Should Ukraine keep hammering Russia even after they have regained all of their territory?
Because all Putin will do is lick his wounds and rebuild. (if his own people haven’t taken him out that is)
I’m not saying stepping onto Russian soil, but simply continue to destroy Russia’s military until they’re so broken they will never recover quickly. If at all.
What do you think?


Yes, imagining the entire war has changed because of a single week is certainly something we learned not to do in the first year of the conflict. I agree.
Regarding your theory that in the last 4 years Ukraine built a flywheel of military industry…
As you say, they are now producing over 2 million drones in a year.

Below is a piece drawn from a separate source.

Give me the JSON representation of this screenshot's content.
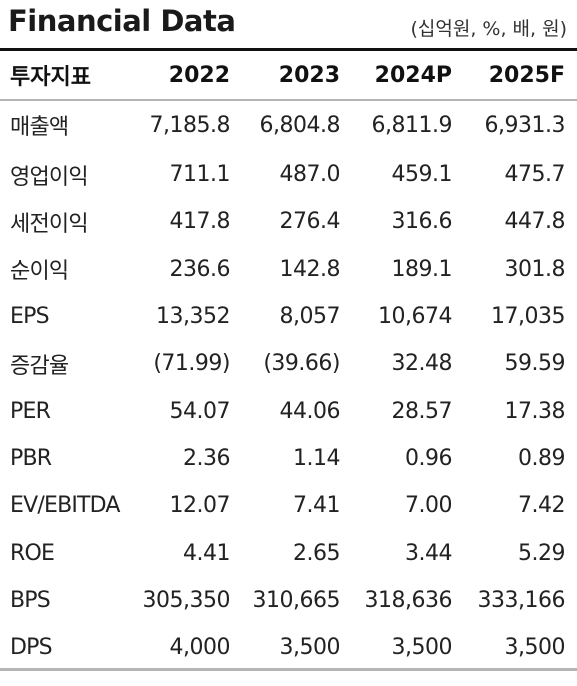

However, summaries from Gemini indicate that Ukraine has lost about 50% of its electrical generation and 60% of all manufacturing, including the majority of their domestic steel production, and that these things are getting worse, not better, with the majority of degradation happening in the second half of the last four years.
So while Ukraine is definitely pumping out more, cheaper kamikaze drones to throw at the enemy, Russia is destroying their ability to power the factories that do this and destroying their critical industrial inputs.
We will definitely see over the spring what the math maths out to.
I’m not sure why you would use a chat bot as the basis of argument. It’s not a valid form of information.
It’s just the easiest way to gather information right now. I could try to dig up sufficient reports to corroborate those percentages, but it takes time and I didn’t really have that kind of time today. If I get better sources, I’ll edit the post and add them
it’s the easiest way to gather words that sound like information
The entire war changed in a single day in Sept 2022 when Ukraine regained 6000 sq km in Kharkiv. That was when Russia still had tanks and contract soldiers that could speak Russian instead of today when they speak Swazi or Korean with a heavy northern accent.